Where potential objection on the part of the GAC is concerned, as we all now know from watching the approval process for .XXX unfold, hitherto the GAC's advice has been something that ICANN evidently can ignore as it sees fit -- but
, if you look at the stated purpose for the GAC Advice stipulations in the new Guidebook, the intent of the process seems tailor-made to challenge potentially controversial gTLDs, as a .SEX or .PORN gTLD would be:
The process for GAC Advice on New gTLDs is intended to address applications that are identified by governments to be problematic, e.g., that potentially violate national law or raise sensitivities.
So.... to sum up:
* If ICM chose to challenge a proposed gTLD that competes with .XXX, it's pretty clear that they would have standing to do so, and more than one potential basis on which to object.
* It's likely that many of the same groups that opposed .XXX would also object to any newly proposed gTLDs. (In the case of religious and family groups, these objections would most likely fall under "limited public interest.")
* Some members of the adult entertainment industry might object to a new porn-related gTLD, whether for the same or different reasons that they objected to .XXX (These would fall under "Community" objections, obviously.)
* No matter who wins out when the objection process has run its course, one thing is very clear after reading the dispute resolution procedures in the Guidebook: the process will NOT be quick.
I've also learned that one of the biggest hurdles that a new adult-specific gTLD might run into is found not in ICANN's gTLD Guidebook, but in a "notice of further inquiry" that the Commerce Dept/NTIA issued in connection with the renewal of the IANA (Internet Assigned Numbers Authority) contract, which is coming up in September.
Under section C.188.8.131.52.2 of the new IANA contract
Responsibility and Respect for Stakeholders - - The Contractor shall, in collaboration with all relevant stakeholders for this function, develop a process for documenting the source of the policies and procedures and how it has applied the relevant policies and procedures, such as RFC 1591, to process requests associated with TLDs.
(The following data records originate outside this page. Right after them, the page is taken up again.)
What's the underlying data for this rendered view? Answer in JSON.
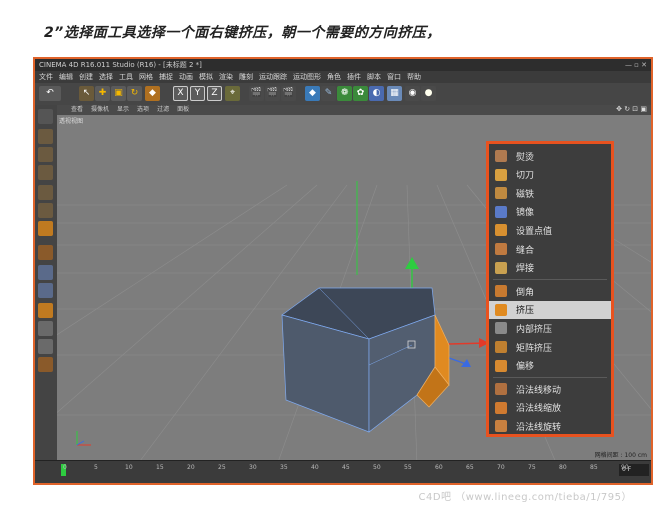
{
  "caption": "2”选择面工具选择一个面右键挤压，朝一个需要的方向挤压，",
  "window": {
    "title": "CINEMA 4D R16.011 Studio (R16) - [未标题 2 *]",
    "controls": "— ▫ ✕"
  },
  "menubar": [
    "文件",
    "编辑",
    "创建",
    "选择",
    "工具",
    "网格",
    "捕捉",
    "动画",
    "模拟",
    "渲染",
    "雕刻",
    "运动跟踪",
    "运动图形",
    "角色",
    "插件",
    "脚本",
    "窗口",
    "帮助"
  ],
  "toolbar": {
    "axis_x": "X",
    "axis_y": "Y",
    "axis_z": "Z"
  },
  "viewport": {
    "menu": [
      "查看",
      "摄像机",
      "显示",
      "选项",
      "过滤",
      "面板"
    ],
    "tag": "透视视图",
    "grid_label": "网格间距 : 100 cm",
    "nav_icons": "✥ ↻ ⊡ ▣"
  },
  "timeline": {
    "ticks": [
      "0",
      "5",
      "10",
      "15",
      "20",
      "25",
      "30",
      "35",
      "40",
      "45",
      "50",
      "55",
      "60",
      "65",
      "70",
      "75",
      "80",
      "85",
      "90"
    ],
    "frame_field": "0 F"
  },
  "context_menu": {
    "groups": [
      [
        {
          "label": "熨烫",
          "icon": "iron-icon"
        },
        {
          "label": "切刀",
          "icon": "knife-icon"
        },
        {
          "label": "磁铁",
          "icon": "magnet-icon"
        },
        {
          "label": "镜像",
          "icon": "mirror-icon"
        },
        {
          "label": "设置点值",
          "icon": "set-point-value-icon"
        },
        {
          "label": "缝合",
          "icon": "stitch-icon"
        },
        {
          "label": "焊接",
          "icon": "weld-icon"
        }
      ],
      [
        {
          "label": "倒角",
          "icon": "bevel-icon"
        },
        {
          "label": "挤压",
          "icon": "extrude-icon",
          "selected": true
        },
        {
          "label": "内部挤压",
          "icon": "extrude-inner-icon"
        },
        {
          "label": "矩阵挤压",
          "icon": "matrix-extrude-icon"
        },
        {
          "label": "偏移",
          "icon": "offset-icon"
        }
      ],
      [
        {
          "label": "沿法线移动",
          "icon": "normal-move-icon"
        },
        {
          "label": "沿法线缩放",
          "icon": "normal-scale-icon"
        },
        {
          "label": "沿法线旋转",
          "icon": "normal-rotate-icon"
        }
      ]
    ]
  },
  "watermark": "C4D吧 （www.lineeg.com/tieba/1/795）",
  "colors": {
    "highlight_border": "#e8521f",
    "frame_border": "#e0632a",
    "viewport_bg": "#7e7e7e",
    "object_face": "#4a5566",
    "selected_face": "#e08a20"
  }
}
In addition, the Contractor shall act in accordance with the relevant national laws of the jurisdiction which the TLD registry serves. For delegation requests for new generic TLDS (gTLDs), the Contractor shall include documentation to demonstrate how the proposed string has received consensus support from relevant stakeholders and is supported by the global public interest.
The part I've put in bold there is a humdinger of a requirement, obviously, and one that had it been in place as a hurdler for .XXX to clear, might have derailed the whole shebang.
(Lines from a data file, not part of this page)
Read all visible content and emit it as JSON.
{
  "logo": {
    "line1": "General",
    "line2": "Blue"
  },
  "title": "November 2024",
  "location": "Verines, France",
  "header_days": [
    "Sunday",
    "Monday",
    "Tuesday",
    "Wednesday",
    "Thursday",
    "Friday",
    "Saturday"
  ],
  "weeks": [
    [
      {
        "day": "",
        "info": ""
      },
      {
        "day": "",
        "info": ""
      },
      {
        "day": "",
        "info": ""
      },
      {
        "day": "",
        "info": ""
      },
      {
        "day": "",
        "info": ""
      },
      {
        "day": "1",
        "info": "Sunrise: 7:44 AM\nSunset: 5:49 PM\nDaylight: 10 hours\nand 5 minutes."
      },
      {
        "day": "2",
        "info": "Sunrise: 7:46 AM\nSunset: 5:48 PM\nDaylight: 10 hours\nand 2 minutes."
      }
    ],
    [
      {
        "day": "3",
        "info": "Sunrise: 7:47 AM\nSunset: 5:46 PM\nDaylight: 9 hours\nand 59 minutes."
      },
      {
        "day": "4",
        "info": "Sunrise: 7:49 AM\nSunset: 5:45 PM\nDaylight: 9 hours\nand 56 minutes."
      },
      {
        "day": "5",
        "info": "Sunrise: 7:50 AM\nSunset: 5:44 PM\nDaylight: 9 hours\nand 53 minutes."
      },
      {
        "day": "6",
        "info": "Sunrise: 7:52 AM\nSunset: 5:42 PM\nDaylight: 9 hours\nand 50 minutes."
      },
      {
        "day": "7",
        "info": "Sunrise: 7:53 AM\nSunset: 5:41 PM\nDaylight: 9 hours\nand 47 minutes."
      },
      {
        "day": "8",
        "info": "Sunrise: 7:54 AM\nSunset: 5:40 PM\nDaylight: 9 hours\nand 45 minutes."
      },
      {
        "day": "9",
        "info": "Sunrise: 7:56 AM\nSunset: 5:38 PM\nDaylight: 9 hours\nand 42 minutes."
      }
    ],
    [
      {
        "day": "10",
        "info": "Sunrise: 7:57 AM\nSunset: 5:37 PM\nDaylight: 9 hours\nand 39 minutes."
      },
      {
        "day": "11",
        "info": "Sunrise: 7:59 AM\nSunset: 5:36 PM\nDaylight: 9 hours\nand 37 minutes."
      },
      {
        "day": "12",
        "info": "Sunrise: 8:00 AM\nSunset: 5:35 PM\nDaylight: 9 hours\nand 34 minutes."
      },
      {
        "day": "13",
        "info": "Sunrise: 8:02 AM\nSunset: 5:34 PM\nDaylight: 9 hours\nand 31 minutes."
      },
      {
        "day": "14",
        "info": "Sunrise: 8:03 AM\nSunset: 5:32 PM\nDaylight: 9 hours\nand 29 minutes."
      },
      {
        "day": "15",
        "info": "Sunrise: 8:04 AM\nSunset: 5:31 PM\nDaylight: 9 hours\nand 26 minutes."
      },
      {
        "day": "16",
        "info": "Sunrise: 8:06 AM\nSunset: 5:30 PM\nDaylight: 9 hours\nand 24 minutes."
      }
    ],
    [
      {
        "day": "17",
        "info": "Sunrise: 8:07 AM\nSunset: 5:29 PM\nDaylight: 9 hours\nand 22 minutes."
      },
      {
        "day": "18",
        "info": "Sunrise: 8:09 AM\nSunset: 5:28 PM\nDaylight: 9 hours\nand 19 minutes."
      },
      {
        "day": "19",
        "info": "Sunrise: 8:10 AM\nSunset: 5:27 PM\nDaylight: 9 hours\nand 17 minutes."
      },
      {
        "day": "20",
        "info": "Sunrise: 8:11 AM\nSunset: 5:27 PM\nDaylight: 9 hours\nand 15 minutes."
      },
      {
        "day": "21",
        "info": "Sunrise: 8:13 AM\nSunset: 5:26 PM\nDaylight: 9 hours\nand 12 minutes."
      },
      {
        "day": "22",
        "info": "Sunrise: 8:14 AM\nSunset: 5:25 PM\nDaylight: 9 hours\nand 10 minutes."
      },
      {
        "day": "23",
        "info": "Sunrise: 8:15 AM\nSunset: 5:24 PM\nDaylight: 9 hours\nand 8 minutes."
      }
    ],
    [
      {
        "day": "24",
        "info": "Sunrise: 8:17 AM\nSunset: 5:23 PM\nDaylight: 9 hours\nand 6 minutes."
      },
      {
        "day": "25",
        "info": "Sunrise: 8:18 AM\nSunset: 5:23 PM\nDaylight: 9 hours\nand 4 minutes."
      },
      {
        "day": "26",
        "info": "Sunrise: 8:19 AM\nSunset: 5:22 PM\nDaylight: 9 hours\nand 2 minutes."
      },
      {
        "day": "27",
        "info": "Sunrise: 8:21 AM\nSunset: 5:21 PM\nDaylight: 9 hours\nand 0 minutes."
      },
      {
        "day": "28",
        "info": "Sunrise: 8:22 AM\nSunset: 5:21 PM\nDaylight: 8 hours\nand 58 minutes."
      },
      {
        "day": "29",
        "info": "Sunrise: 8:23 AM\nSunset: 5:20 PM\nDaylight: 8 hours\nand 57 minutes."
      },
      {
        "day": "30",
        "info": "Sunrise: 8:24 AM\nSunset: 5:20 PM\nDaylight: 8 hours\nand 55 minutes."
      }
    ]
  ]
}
Evidently, that section C.184.108.40.206.2 in the new IANA contract is being referred to by some as the ".XXX clause" -- a new wrinkle added as a direct result of how unhappy the GAC was to have their "advice" concerning .XXX ignored by the ICANN Board.
So, there you have it; probably WAY more than you ever wanted to know about how a potential challenge to a new porn-related gTLD would work..... and yet it still
doesn't really answer the question "Can ICM block such an application?" The answer to that question remains "maybe," and subject to the specific facts of any given application/objection.
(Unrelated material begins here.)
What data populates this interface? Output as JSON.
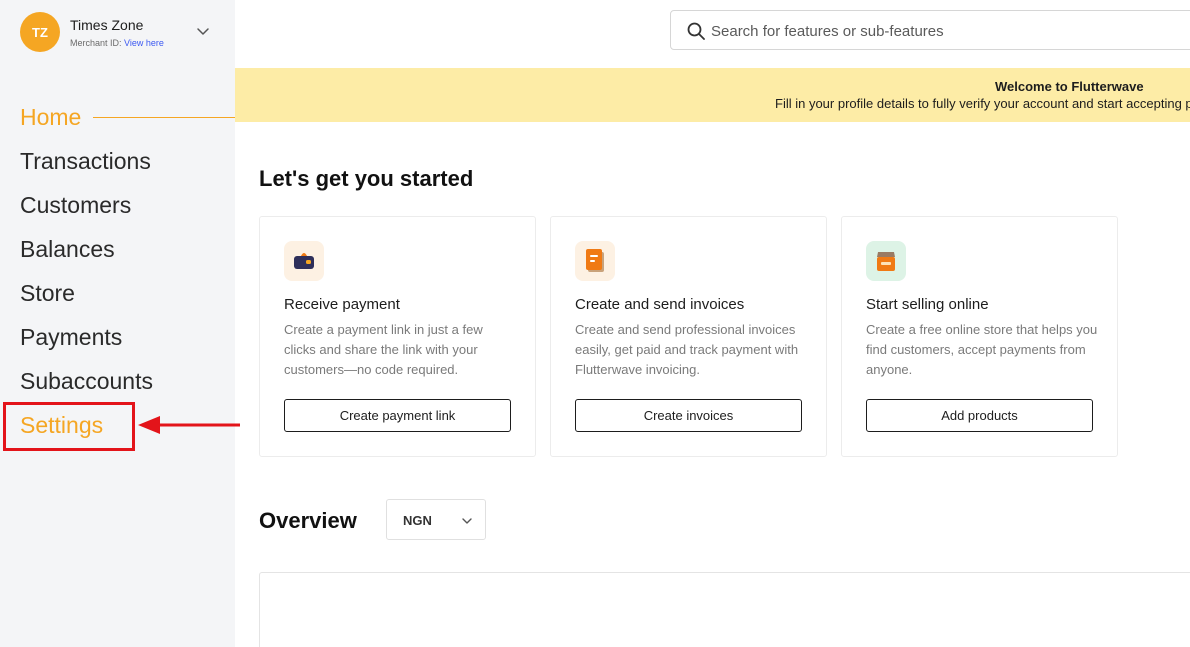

My personal take on it is this: the potential hassle outlined above is way too big a pain the ass to go through to establish .SEX or a .PORN, but any adult company that wants to establish "vanity gTLDs" for their own brand/product names likely wouldn't be subjected to such a challenge (not from ICM, at least).
All things considered, I'd say ICM is very fortunate that they didn't have to clear the bar as it is set now for new TLDs, because I doubt .XXX could have survived a challenge under the rules and objection criteria in place for the new gTLDs.
None of this is to say that nobody should (or will) try to establish a new porn-related gTLD, or that they will fail if they try. I'm just saying the process is now a whole lot more complicated and difficult than the one ICM applied under in their second go at winning the contract to run .XXX, back in 2004.